During five years of share price growth, Pro Medicus achieved compound earnings per share (EPS) growth of 34% per year. This EPS growth is slower than the share price growth of 45% per year, over the same period. This suggests that market participants hold the company in higher regard, these days. That's not necessarily surprising considering the five-year track record of earnings growth. This favorable sentiment is reflected in its (fairly optimistic) P/E ratio of 161.79.
The graphic below depicts how EPS has changed over time (unveil the exact values by clicking on the image).

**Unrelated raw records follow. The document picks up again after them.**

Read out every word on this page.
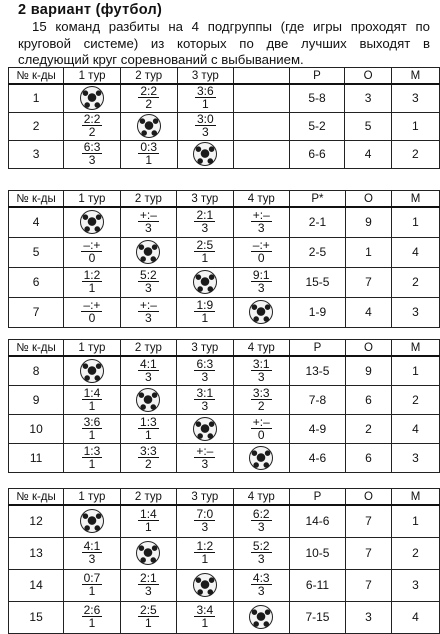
2 вариант (футбол)
15 команд разбиты на 4 подгруппы (где игры проходят по круговой системе) из которых по две лучших выходят в следующий круг соревнований с выбыванием.
№ к-ды	1 тур	2 тур	3 тур		Р	О	М
1		$\frac{2:2}{2}$	$\frac{3:6}{1}$		5-8	3	3
2	$\frac{2:2}{2}$		$\frac{3:0}{3}$		5-2	5	1
3	$\frac{6:3}{3}$	$\frac{0:3}{1}$			6-6	4	2
№ к-ды	1 тур	2 тур	3 тур	4 тур	Р*	О	М
4		$\frac{+:-}{3}$	$\frac{2:1}{3}$	$\frac{+:-}{3}$	2-1	9	1
5	$\frac{-:+}{0}$		$\frac{2:5}{1}$	$\frac{-:+}{0}$	2-5	1	4
6	$\frac{1:2}{1}$	$\frac{5:2}{3}$		$\frac{9:1}{3}$	15-5	7	2
7	$\frac{-:+}{0}$	$\frac{+:-}{3}$	$\frac{1:9}{1}$		1-9	4	3
№ к-ды	1 тур	2 тур	3 тур	4 тур	Р	О	М
8		$\frac{4:1}{3}$	$\frac{6:3}{3}$	$\frac{3:1}{3}$	13-5	9	1
9	$\frac{1:4}{1}$		$\frac{3:1}{3}$	$\frac{3:3}{2}$	7-8	6	2
10	$\frac{3:6}{1}$	$\frac{1:3}{1}$		$\frac{+:-}{0}$	4-9	2	4
11	$\frac{1:3}{1}$	$\frac{3:3}{2}$	$\frac{+:-}{3}$		4-6	6	3
№ к-ды	1 тур	2 тур	3 тур	4 тур	Р	О	М
12		$\frac{1:4}{1}$	$\frac{7:0}{3}$	$\frac{6:2}{3}$	14-6	7	1
13	$\frac{4:1}{3}$		$\frac{1:2}{1}$	$\frac{5:2}{3}$	10-5	7	2
14	$\frac{0:7}{1}$	$\frac{2:1}{3}$		$\frac{4:3}{3}$	6-11	7	3
15	$\frac{2:6}{1}$	$\frac{2:5}{1}$	$\frac{3:4}{1}$		7-15	3	4
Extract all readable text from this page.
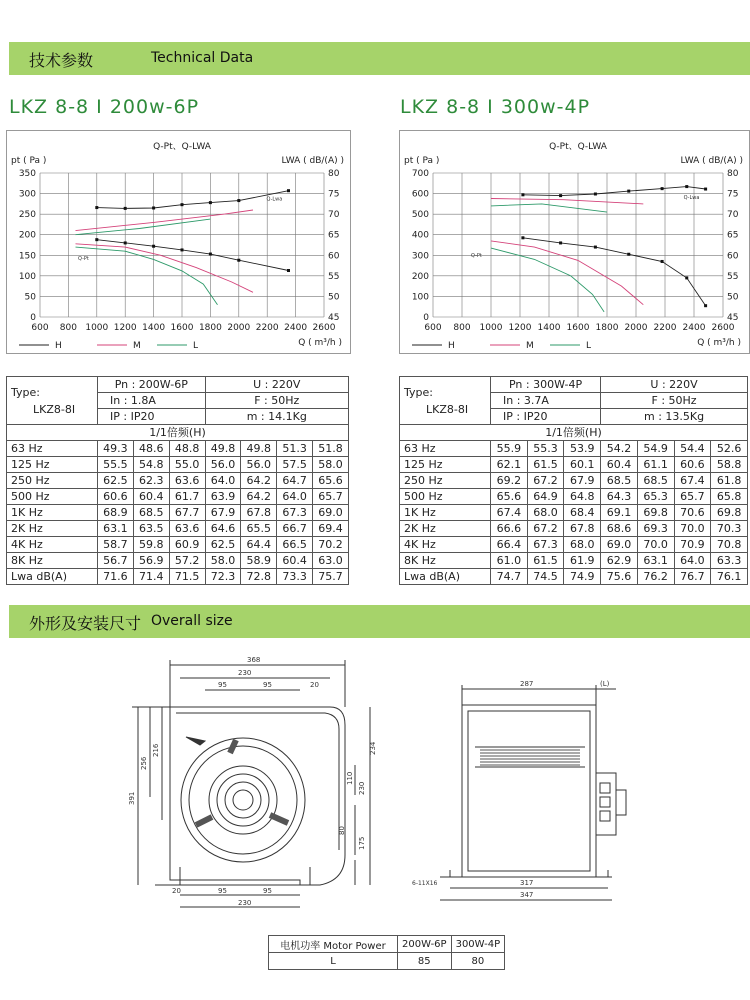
技术参数	Technical Data
LKZ 8-8 I 200w-6P	LKZ 8-8 I 300w-4P
600 800 1000 1200 1400 1600 1800 2000 2200 2400 2600
0	45
50	50
100	55
150	60
200	65
250	70
300	75
350	80
Q-Pt、Q-LWA
pt ( Pa )	LWA ( dB/(A) )
Q ( m³/h )
Q-Pt
Q-Lwa
H	M	L
600 800 1000 1200 1400 1600 1800 2000 2200 2400 2600
0	45
100	50
200	55
300	60
400	65
500	70
600	75
700	80
Q-Pt、Q-LWA
pt ( Pa )	LWA ( dB/(A) )
Q ( m³/h )
Q-Pt
Q-Lwa
H	M	L
Type:
LKZ8-8I	Pn : 200W-6P			U : 220V			
	In : 1.8A			F : 50Hz			
	IP : IP20			m : 14.1Kg			
1/1倍频(H)							
63 Hz	49.3	48.6	48.8	49.8	49.8	51.3	51.8
125 Hz	55.5	54.8	55.0	56.0	56.0	57.5	58.0
250 Hz	62.5	62.3	63.6	64.0	64.2	64.7	65.6
500 Hz	60.6	60.4	61.7	63.9	64.2	64.0	65.7
1K Hz	68.9	68.5	67.7	67.9	67.8	67.3	69.0
2K Hz	63.1	63.5	63.6	64.6	65.5	66.7	69.4
4K Hz	58.7	59.8	60.9	62.5	64.4	66.5	70.2
8K Hz	56.7	56.9	57.2	58.0	58.9	60.4	63.0
Lwa dB(A)	71.6	71.4	71.5	72.3	72.8	73.3	75.7
Type:
LKZ8-8I	Pn : 300W-4P			U : 220V			
	In : 3.7A			F : 50Hz			
	IP : IP20			m : 13.5Kg			
1/1倍频(H)							
63 Hz	55.9	55.3	53.9	54.2	54.9	54.4	52.6
125 Hz	62.1	61.5	60.1	60.4	61.1	60.6	58.8
250 Hz	69.2	67.2	67.9	68.5	68.5	67.4	61.8
500 Hz	65.6	64.9	64.8	64.3	65.3	65.7	65.8
1K Hz	67.4	68.0	68.4	69.1	69.8	70.6	69.8
2K Hz	66.6	67.2	67.8	68.6	69.3	70.0	70.3
4K Hz	66.4	67.3	68.0	69.0	70.0	70.9	70.8
8K Hz	61.0	61.5	61.9	62.9	63.1	64.0	63.3
Lwa dB(A)	74.7	74.5	74.9	75.6	76.2	76.7	76.1
外形及安装尺寸 Overall size
368
230
95	95	20
216
256
391
234
110
230
80
175
20	95	95
230
287	(L)
317
347
6-11X16
电机功率 Motor Power	200W-6P	300W-4P
L	85	80
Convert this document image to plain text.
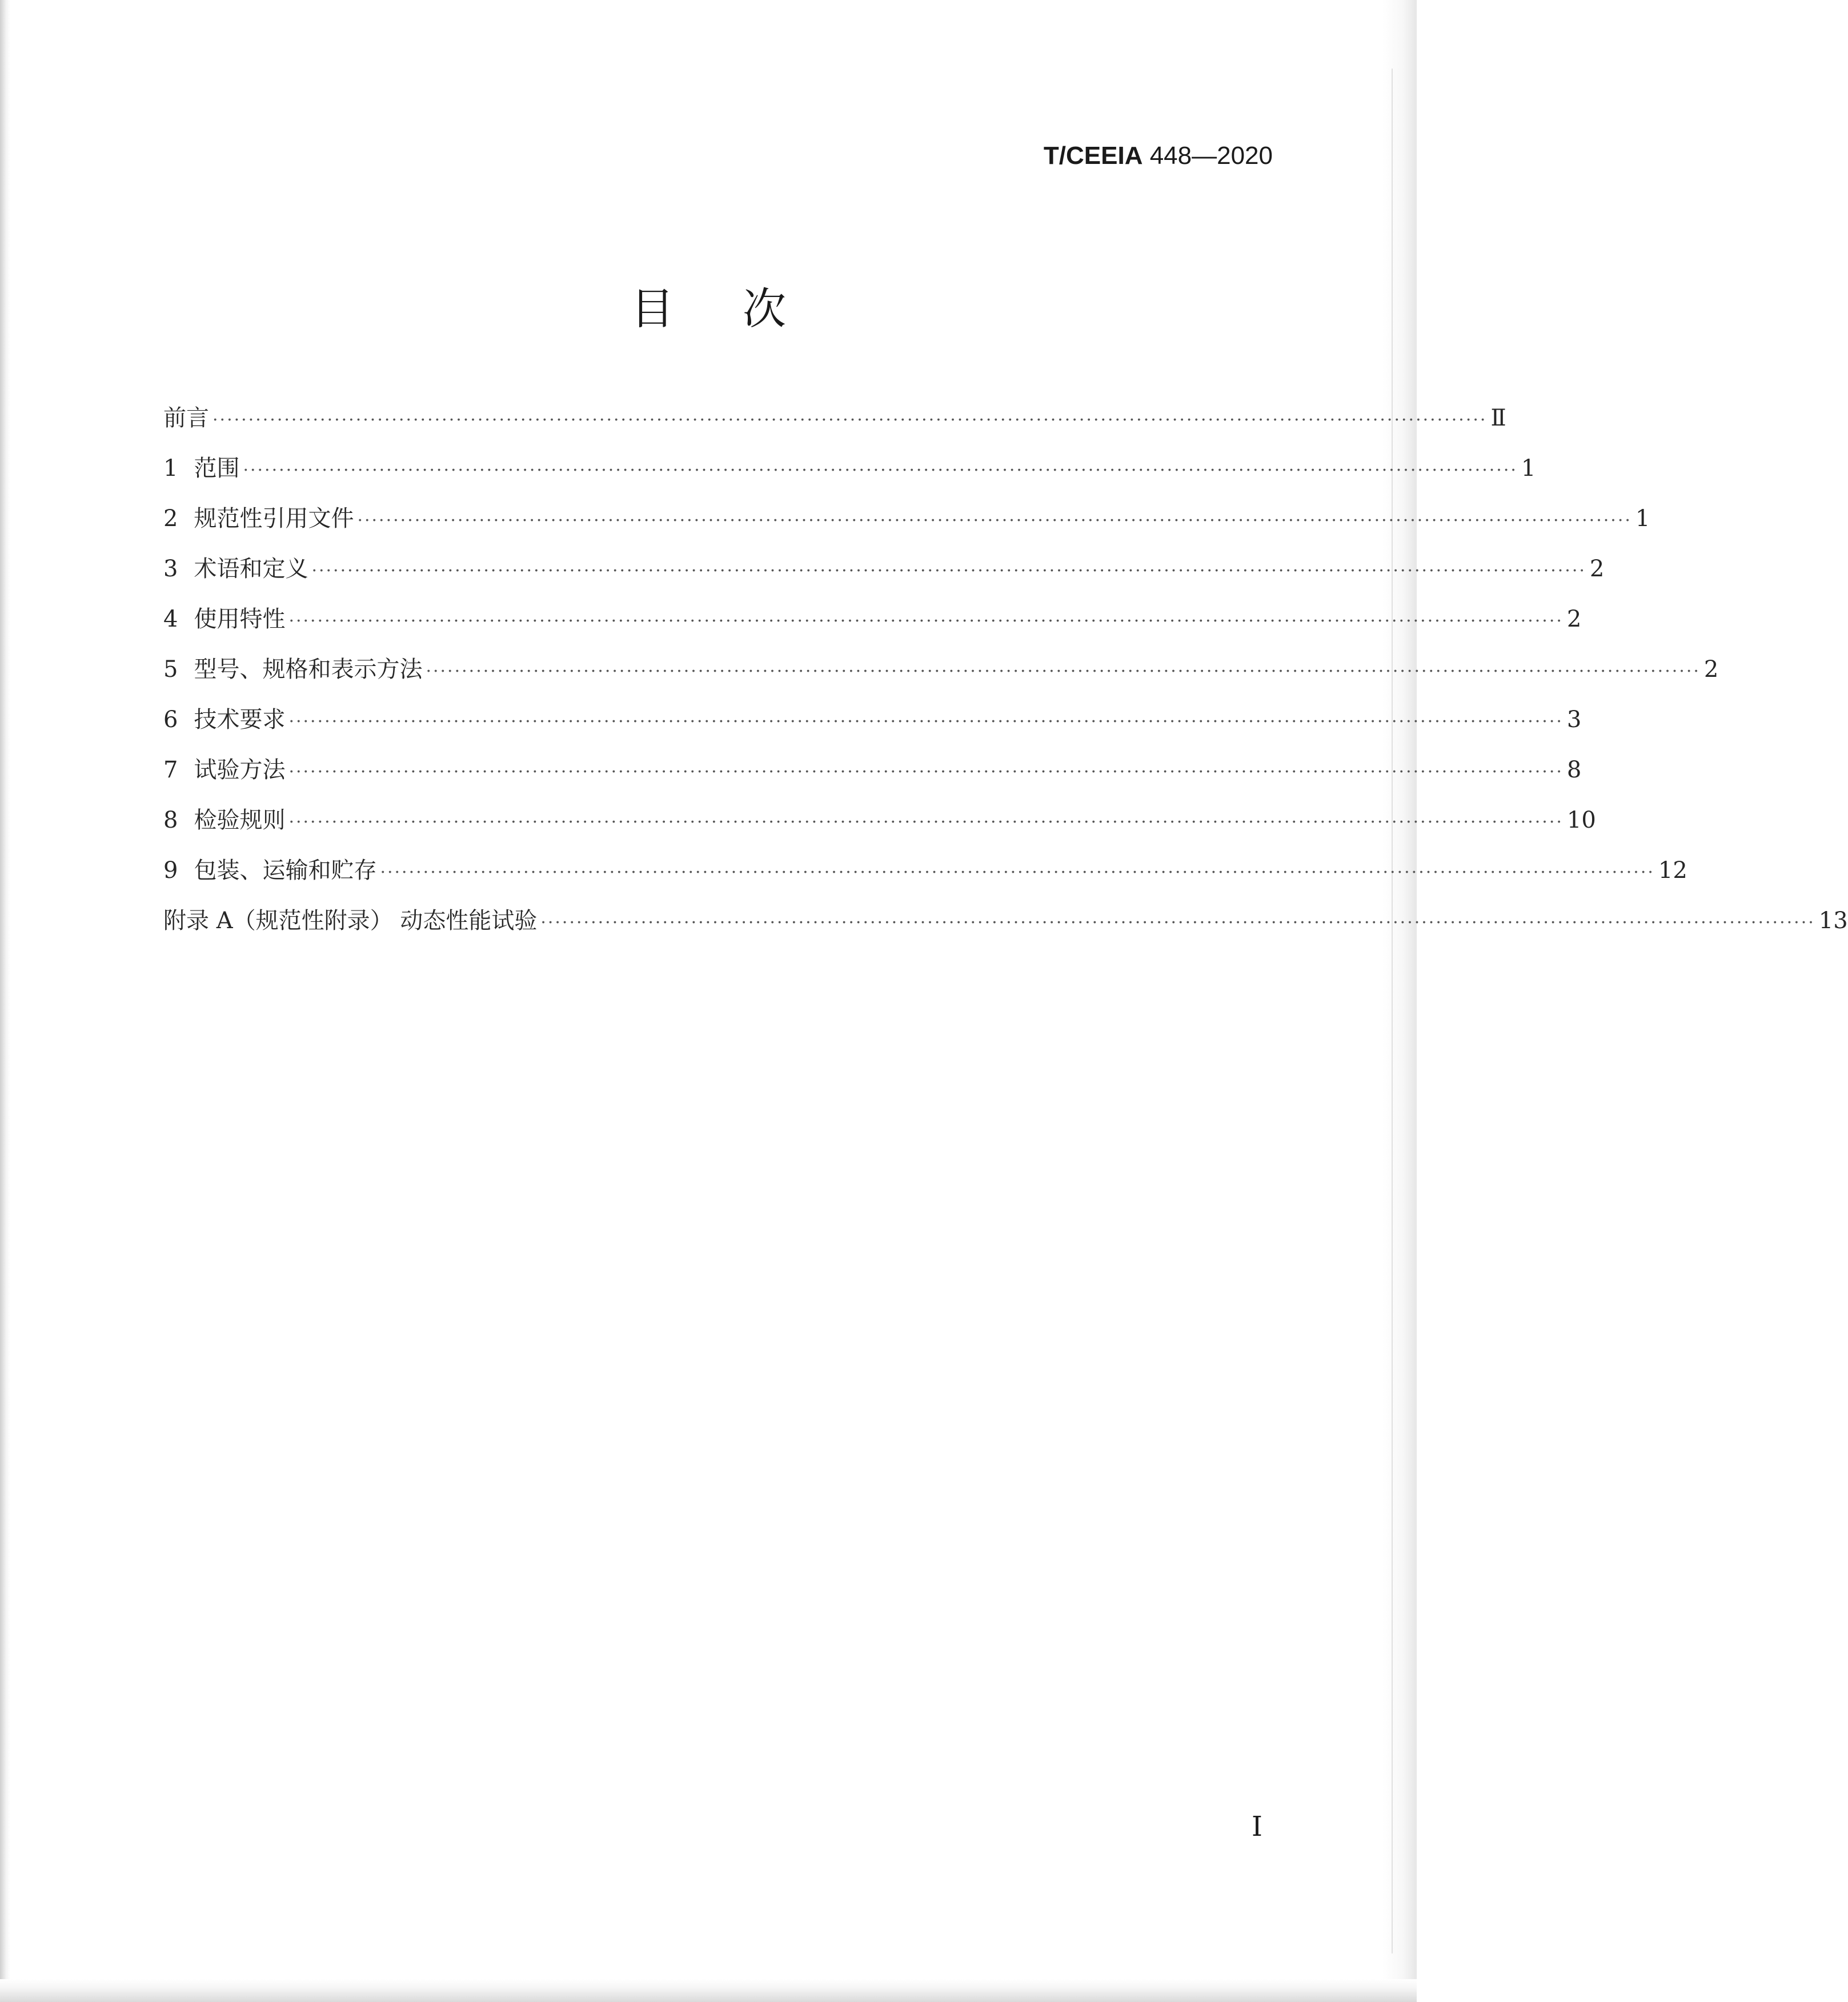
T/CEEIA 448—2020
目次
前言 ·················································································································································································· Ⅱ
1 范围 ·················································································································································································· 1
2 规范性引用文件 ·················································································································································································· 1
3 术语和定义 ·················································································································································································· 2
4 使用特性 ·················································································································································································· 2
5 型号、规格和表示方法 ·················································································································································································· 2
6 技术要求 ·················································································································································································· 3
7 试验方法 ·················································································································································································· 8
8 检验规则 ·················································································································································································· 10
9 包装、运输和贮存 ·················································································································································································· 12
附录 A（规范性附录） 动态性能试验 ·················································································································································································· 13
I
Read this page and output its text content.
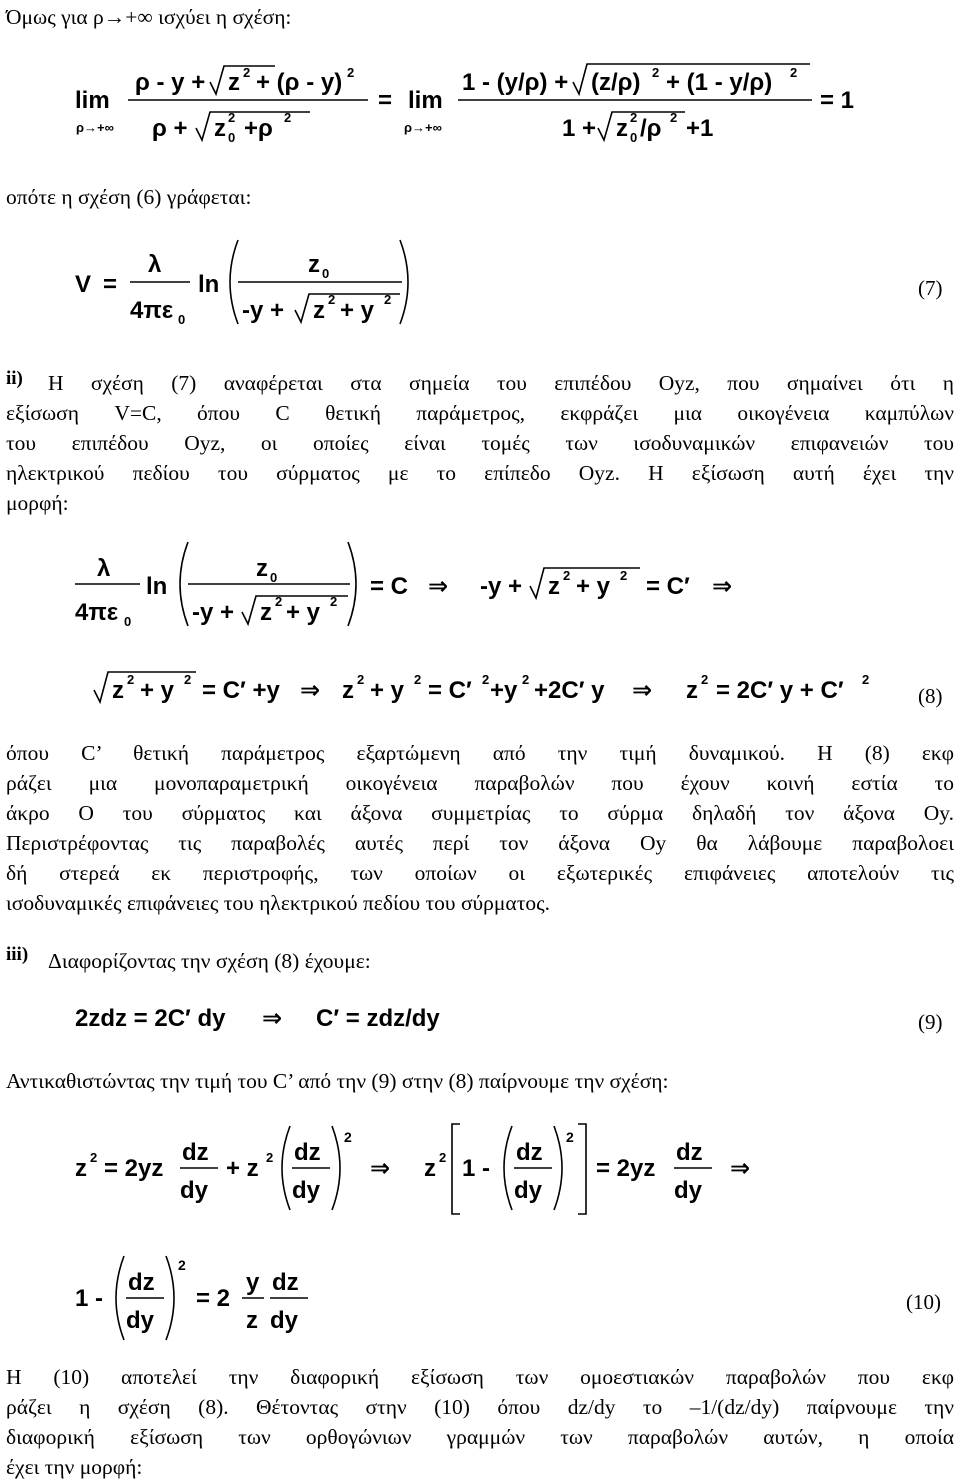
Όμως για ρ→+∞ ισχύει η σχέση:
lim
ρ→+∞
ρ - y + z 2 + (ρ - y) 2
ρ + z 2
0 +ρ 2
= lim
ρ→+∞
1 - (y/ρ) + (z/ρ) 2 + (1 - y/ρ) 2
1 + z 2
0 /ρ 2 +1
= 1
οπότε η σχέση (6) γράφεται:
V =
λ
4πε 0
ln
z 0
-y + z 2 + y 2	(7)
ii)	Η σχέση (7) αναφέρεται στα σημεία του επιπέδου Oyz, που σημαίνει ότι η
εξίσωση V=C, όπου C θετική παράμετρος, εκφράζει μια οικογένεια καμπύλων
του επιπέδου Oyz, οι οποίες είναι τομές των ισοδυναμικών επιφανειών του
ηλεκτρικού πεδίου του σύρματος με το επίπεδο Oyz. Η εξίσωση αυτή έχει την
μορφή:
λ
4πε 0
ln
z 0
-y + z 2 + y 2
= C ⇒ -y + z 2 + y 2 = C′ ⇒
z 2 + y 2 = C′ +y ⇒ z 2 + y 2 = C′ 2 +y 2 +2C′ y ⇒ z 2 = 2C′ y + C′ 2
(8)
όπου C’ θετική παράμετρος εξαρτώμενη από την τιμή δυναμικού. Η (8) εκφ
ράζει μια μονοπαραμετρική οικογένεια παραβολών που έχουν κοινή εστία το
άκρο Ο του σύρματος και άξονα συμμετρίας το σύρμα δηλαδή τον άξονα Oy.
Περιστρέφοντας τις παραβολές αυτές περί τον άξονα Oy θα λάβουμε παραβολοει
δή στερεά εκ περιστροφής, των οποίων οι εξωτερικές επιφάνειες αποτελούν τις
ισοδυναμικές επιφάνειες του ηλεκτρικού πεδίου του σύρματος.
iii) Διαφορίζοντας την σχέση (8) έχουμε:
2zdz = 2C′ dy ⇒ C′ = zdz/dy	(9)
Αντικαθιστώντας την τιμή του C’ από την (9) στην (8) παίρνουμε την σχέση:
z 2 = 2yz
dz
dy
+ z 2 dz
dy
2
⇒ z 2 1 -
dz
dy
2
= 2yz
dz
dy
⇒
1 -
dz
dy
2
= 2
y
z
dz
dy
(10)
Η (10) αποτελεί την διαφορική εξίσωση των ομοεστιακών παραβολών που εκφ
ράζει η σχέση (8). Θέτοντας στην (10) όπου dz/dy το –1/(dz/dy) παίρνουμε την
διαφορική εξίσωση των ορθογώνιων γραμμών των παραβολών αυτών, η οποία
έχει την μορφή:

We consider it positive that insiders have made significant purchases in the last year. Even so, future earnings will be far more important to whether current shareholders make money. This free interactive report on Pro Medicus' earnings, revenue and cash flow is a great place to start, if you want to investigate the stock further.
What About Dividends?
It is important to consider the total shareholder return, as well as the share price return, for any given stock. Whereas the share price return only reflects the change in the share price, the TSR includes the value of dividends (assuming they were reinvested) and the benefit of any discounted capital raising or spin-off. Arguably, the TSR gives a more comprehensive picture of the return generated by a stock. We note that for Pro Medicus the TSR over the last 5 years was 549%, which is better than the share price return mentioned above. And there's no prize for guessing that the dividend payments largely explain the divergence!